SEO is all about walking a tightrope of doing just enough but not overdoing the optimization of your site. The latter part of that statement is punishable by the Google over optimization penalty.Google Over Optimization Penalty

Google Over Optimization Penalty

It got to this point because initially rudimentary search engines needed people to blatantly use tags to identify what their content was so that the search engines could organize it accordingly. Like with everything else in life, eventually enough people found a way to exploit the variety of factors which search engines used to rank a web page. Enter the Google over optimization penalty.

The reasoning for this penalty is straight forward and understandable. Google doesn’t want to reward a website whose sole purpose appears to be satisfying Google before their users. Example, a webmaster goes “my content is crap BUT I’ve still got tons and tons of links to my site… don’t ask me how I got them”.

This looks and feels fishy, and Google considers links as one of their Google ranking factors, so they don’t like giving out high and visible rankings to crappy sites and only finding out after the fact that they did this, so they’ve tightened up on over optimization.

Google Penalty Checker

Here is my Google Penalty Checker Checklist – a list of things which can get you in trouble in terms of over optimization.

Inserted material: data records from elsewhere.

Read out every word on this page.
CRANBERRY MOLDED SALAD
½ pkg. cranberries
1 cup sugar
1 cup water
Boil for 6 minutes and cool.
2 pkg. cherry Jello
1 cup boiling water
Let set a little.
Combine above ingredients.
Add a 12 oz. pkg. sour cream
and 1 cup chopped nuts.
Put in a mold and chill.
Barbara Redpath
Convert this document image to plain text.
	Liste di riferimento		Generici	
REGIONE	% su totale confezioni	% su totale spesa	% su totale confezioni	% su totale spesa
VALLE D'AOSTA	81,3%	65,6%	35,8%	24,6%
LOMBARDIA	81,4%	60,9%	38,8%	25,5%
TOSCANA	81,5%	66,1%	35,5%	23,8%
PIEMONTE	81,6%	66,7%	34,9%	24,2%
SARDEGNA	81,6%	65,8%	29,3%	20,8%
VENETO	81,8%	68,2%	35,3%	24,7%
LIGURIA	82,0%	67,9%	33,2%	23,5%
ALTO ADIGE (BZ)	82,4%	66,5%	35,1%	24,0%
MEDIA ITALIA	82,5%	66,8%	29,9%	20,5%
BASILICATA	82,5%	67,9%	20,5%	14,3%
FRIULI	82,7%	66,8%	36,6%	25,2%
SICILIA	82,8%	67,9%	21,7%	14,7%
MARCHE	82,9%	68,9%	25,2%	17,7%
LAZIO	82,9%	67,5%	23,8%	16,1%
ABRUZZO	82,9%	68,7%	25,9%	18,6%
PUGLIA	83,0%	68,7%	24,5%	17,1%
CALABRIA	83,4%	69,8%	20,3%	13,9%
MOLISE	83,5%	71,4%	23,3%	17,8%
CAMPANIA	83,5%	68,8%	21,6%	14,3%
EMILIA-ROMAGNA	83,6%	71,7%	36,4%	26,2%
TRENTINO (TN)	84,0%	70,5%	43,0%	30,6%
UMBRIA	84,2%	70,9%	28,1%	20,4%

  • Don’t use the exact same anchor text when creating links back to a page, vary it up a bit with variations and LSI keywords.
  • If you are creating lots of links to your site from the same IP address, this tells Google that it’s one computer which is spamming, AKA this does not look natural.
  • If your website uses one or multiple black hat SEO techniques to boost rankings, Google can catch on to it and punish your site. This includes cloaking, doorway pages, buying links, using spammy link building tools, keyword stuffing, and other unnatural link building techniques.
  • Building links too quickly or out of character for your site, meaning you average 5-10 new links to your site each day, then out of nowhere you pick up hundreds or thousands of links the next day.
  • Anything which doesn’t look natural in terms of SEO. No matter what you’re doing when involving SEO with your site, make it (or make it look) as natural possible.

Again, remember that the user comes first in your mind and the search engine second, do this and you’ll remain unpenalized and will enjoy rewarding rankings in time.